Sin embargo, un alto responsable de planeamiento del Pentágono me asegura que ha visto escasos indicios de que el presidente esté dispuesto a autorizar una retirada sustancial de tropas si creyera que eso iba a obstaculizar la guerra contra la insurgencia. En la actualidad, la Casa Blanca y el Pentágono están estudiando varias propuestas; la más ambiciosa supone la reducción de las fuerzas de combate estadounidenses de 155.000 soldados a menos de 80.000 antes del próximo otoño, y la retirada de todas las fuerzas oficialmente consideradas "de combate" antes del verano de 2008. En la práctica, dice el responsable de planeamiento, "los planes de repliegue que conozco tienen en cuenta las circunstancias y los acontecimientos, y no establecen un plazo de tiempo específico"; es decir, dependen de la capacidad del nuevo Gobierno iraquí de derrotar a los rebeldes. (Un portavoz del Pentágono ha explicado que el Gobierno no ha tomado ninguna decisión y que no tiene "ningún plan de retirada, sólo un plan para completar la misión").

Un elemento clave de los planes de repliegue, que el presidente no menciona en sus declaraciones públicas, es que los soldados estadounidenses que se vayan serán sustituidos por el uso de la fuerza aérea. Se considera que unos ataques rápidos y letales llevados a cabo por aviones de combate servirán para mejorar radicalmente la capacidad de combate de las unidades iraquíes, incluso de las más débiles. El peligro, me cuentan algunos expertos militares, es que, si bien el número de bajas estadounidenses disminuiría a medida que se retiren las tropas de tierra, el nivel global de violencia y el número de víctimas iraquíes aumentarían si no se ejercen controles estrictos sobre quién bombardea qué.

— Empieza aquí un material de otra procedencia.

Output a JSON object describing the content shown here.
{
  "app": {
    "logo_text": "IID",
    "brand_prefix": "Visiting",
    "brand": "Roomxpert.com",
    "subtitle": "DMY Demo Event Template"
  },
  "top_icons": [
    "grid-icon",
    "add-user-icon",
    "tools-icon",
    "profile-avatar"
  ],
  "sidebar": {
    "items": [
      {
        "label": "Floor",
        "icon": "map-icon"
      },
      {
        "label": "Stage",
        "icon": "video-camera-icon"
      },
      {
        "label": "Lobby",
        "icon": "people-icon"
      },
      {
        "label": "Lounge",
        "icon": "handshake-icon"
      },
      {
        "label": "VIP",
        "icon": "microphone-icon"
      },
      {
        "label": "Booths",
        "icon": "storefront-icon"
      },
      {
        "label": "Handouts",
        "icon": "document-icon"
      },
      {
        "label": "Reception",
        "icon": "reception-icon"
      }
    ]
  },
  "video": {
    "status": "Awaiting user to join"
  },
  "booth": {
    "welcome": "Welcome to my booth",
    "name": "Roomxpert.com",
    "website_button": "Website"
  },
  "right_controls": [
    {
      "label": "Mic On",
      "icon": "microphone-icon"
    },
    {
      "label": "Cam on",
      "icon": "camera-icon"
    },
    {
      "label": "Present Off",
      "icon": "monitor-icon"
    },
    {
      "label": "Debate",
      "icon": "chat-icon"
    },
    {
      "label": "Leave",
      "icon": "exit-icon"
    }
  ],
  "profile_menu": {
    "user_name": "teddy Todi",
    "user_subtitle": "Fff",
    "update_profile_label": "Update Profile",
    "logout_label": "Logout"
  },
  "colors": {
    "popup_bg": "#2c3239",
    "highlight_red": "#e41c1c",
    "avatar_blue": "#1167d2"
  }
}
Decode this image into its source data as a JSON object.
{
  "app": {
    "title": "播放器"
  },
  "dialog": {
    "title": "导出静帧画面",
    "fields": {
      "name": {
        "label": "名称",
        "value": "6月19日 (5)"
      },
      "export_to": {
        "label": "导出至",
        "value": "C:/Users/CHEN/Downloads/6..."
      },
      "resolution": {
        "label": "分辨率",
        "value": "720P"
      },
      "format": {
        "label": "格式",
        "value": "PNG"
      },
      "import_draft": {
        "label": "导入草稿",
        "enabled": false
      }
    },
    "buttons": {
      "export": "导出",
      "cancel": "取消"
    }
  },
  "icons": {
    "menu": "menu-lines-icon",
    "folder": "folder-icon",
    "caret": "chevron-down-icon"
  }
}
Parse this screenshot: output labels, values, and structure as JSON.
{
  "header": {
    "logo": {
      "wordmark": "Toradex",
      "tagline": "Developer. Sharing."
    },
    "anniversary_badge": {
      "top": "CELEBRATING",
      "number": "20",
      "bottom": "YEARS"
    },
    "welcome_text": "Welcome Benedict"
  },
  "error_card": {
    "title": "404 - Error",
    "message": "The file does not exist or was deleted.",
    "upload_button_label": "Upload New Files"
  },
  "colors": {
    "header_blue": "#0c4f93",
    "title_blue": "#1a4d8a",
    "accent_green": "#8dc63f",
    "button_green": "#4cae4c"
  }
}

"No estamos planeando disminuir la intensidad de la guerra", explica Patrick Clawson, subdirector del Instituto de Política para Oriente Próximo, en Washington. Las opiniones de Clawson suelen reflejar las ideas del entorno del vicepresidente Dick Cheney y el secretario de Defensa, Donald Rumsfeld. "Sólo queremos modificar la combinación de las fuerzas de combate, para que consistan en infantería iraquí, apoyo estadounidense y un mayor uso del poderío aéreo. En la actualidad, la norma es que las fuerzas iraquíes sólo entren en combate en los sitios en los que están seguras de ganar. El ritmo de participación y retirada depende de su éxito en la batalla".

"Queremos reducir nuestras fuerzas", continúa, "pero el presidente está dispuesto a no ceder en esto. Tiene la profunda convicción de que los sentimientos del pueblo estadounidense a propósito de Irak quedaron claros en las elecciones de 2004". Es posible que la guerra contra la insurgencia en Irak "acabe convirtiéndose en una guerra civil repugnante y criminal, pero, aun así, nuestros aliados y nosotros seguiríamos ganando". "Mientras los kurdos y los chiíes estén de nuestro lado, seguiremos adelante. No da la impresión de que el mundo se esté viniendo abajo. Estamos a mitad de un camino de siete años en Irak, y el 80% de los iraquíes se muestran receptivos a nuestro mensaje".

"Siempre hay planes de emergencia, pero, ¿por qué retirarse y correr el riesgo?", dice un asesor del Pentágono. "No creo que el presidente esté dispuesto" hasta que la insurgencia esté deshecha. "No va a retroceder. Esto importa más que la política doméstica".

Según me han contado varios miembros y ex miembros de los servicios secretos, Bush sigue convencido de que tiene la misión personal de llevar la paz a Irak, y que es inmune a las presiones políticas, incluso de sus compañeros del Partido Republicano. También dicen que menosprecia cualquier información que contradiga su visión sobre el desarrollo de la guerra.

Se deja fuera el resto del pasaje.